La classe dirigeante, cependant, est extrêmement préoccupée et sensible à la croissance de l’opposition dans la classe ouvrière, qui s’est concrétisée dans le mouvement pour des comités de la base, y compris parmi les travailleurs d’Amazon mené par le Parti de l’égalité socialiste et le «World Socialist Web Site». De plus, la classe dirigeante est consciente de la capacité des travailleurs aux États-Unis et dans le monde à utiliser les médias sociaux et d’autres formes de communication pour partager des informations et s’organiser en dehors du contrôle des syndicats corporatistes.

La radicalisation politique des travailleurs d’Amazon – qui sont devenus encore plus critiques à l’égard du processus global d’exploitation capitaliste depuis le début de la pandémie – est particulièrement préoccupante pour la classe dirigeante. Le cinquième employeur mondial a ajouté 427.000 emplois en 2020, ce qui porte son total à 1,3 million de salariés dans le monde, dont un demi-million aux États-Unis.

La promotion des syndicats vise à contrer le mouvement croissant des travailleurs de la base. Elle vise à subordonner les travailleurs à l’ensemble des lois qui entrent en vigueur lorsque les syndicats sont établis comme le «seul représentant légitime» des travailleurs. En retour, les dirigeants syndicaux auront accès aux cotisations syndicales qui découlent de l’institutionnalisation de ces organisations dans des secteurs industriels plus larges.

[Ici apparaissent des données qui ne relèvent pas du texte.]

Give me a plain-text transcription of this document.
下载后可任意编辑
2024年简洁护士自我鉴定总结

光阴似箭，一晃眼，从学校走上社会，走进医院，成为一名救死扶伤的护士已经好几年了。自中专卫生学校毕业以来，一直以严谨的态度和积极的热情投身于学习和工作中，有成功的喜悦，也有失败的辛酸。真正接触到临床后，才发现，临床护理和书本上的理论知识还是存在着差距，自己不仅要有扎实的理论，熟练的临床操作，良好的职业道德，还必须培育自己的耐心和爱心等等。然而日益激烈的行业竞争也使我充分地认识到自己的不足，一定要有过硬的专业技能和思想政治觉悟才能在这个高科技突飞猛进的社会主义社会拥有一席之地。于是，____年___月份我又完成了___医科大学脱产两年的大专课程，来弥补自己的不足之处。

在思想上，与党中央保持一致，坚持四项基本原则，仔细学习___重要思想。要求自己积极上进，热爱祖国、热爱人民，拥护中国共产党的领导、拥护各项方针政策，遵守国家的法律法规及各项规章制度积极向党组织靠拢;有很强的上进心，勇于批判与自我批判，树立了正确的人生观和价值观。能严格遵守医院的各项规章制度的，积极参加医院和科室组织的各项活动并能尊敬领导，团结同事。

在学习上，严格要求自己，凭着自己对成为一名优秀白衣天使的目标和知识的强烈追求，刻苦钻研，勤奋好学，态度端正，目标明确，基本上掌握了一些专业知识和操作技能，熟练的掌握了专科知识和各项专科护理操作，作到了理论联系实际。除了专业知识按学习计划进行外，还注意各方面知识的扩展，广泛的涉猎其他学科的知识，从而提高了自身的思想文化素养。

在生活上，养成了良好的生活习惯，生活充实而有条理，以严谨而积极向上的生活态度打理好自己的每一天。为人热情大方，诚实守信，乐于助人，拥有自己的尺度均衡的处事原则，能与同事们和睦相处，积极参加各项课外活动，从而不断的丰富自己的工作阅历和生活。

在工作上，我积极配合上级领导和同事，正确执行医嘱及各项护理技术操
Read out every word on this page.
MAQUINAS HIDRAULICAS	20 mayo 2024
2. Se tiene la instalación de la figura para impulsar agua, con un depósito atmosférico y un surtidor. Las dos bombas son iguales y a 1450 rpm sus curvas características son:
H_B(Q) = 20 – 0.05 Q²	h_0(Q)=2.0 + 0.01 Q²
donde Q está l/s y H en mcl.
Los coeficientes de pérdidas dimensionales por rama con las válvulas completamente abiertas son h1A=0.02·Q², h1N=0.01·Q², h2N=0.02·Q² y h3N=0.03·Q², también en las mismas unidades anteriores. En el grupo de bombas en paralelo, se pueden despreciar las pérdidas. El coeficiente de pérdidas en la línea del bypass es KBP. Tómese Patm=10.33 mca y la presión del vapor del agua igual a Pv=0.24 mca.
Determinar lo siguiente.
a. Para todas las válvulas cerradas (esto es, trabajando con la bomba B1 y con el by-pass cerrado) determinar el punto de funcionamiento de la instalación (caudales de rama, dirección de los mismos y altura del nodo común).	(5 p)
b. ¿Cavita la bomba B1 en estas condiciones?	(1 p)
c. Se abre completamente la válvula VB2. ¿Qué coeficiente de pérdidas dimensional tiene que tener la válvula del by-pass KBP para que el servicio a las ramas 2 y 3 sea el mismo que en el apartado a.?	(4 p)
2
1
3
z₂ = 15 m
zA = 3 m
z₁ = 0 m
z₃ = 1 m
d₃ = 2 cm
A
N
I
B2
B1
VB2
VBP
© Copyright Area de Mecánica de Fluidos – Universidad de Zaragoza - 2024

La combinaison d’un soutien agressif du gouvernement et de la colère et de l’opposition des travailleurs d’Amazon pourrait produire une victoire pour la campagne syndicale à Bessemer. Quel que soit le résultat du vote, la lutte pour établir et construire des comités de la base doit être développée et élargie. Les travailleurs ne peuvent pas se permettre d’être disciplinés par l’appareil syndical procapitaliste et pro-impérialiste.

De plus, une nouvelle stratégie politique pour mobiliser la classe ouvrière aux États-Unis et au niveau international doit être développée dans la lutte pour les politiques socialistes: cela comprend l’expropriation des profiteurs de la pandémie comme le propriétaire d’Amazon, Jeff Bezos ainsi que la transformation d’Amazon et d’autres sociétés de logistique en services publics, contrôlés démocratiquement et détenus collectivement par la classe ouvrière.

À son niveau le plus fondamental, la promotion des syndicats par la classe dominante vise à isoler les travailleurs du socialisme. La crainte primordiale de la classe dominante est que la radicalisation objective de la classe ouvrière, intensifiée par la pandémie, acquière une direction et un programme politique socialistes. C’est cette crainte qui est à l’origine de l’intervention extraordinaire de Biden à Amazon.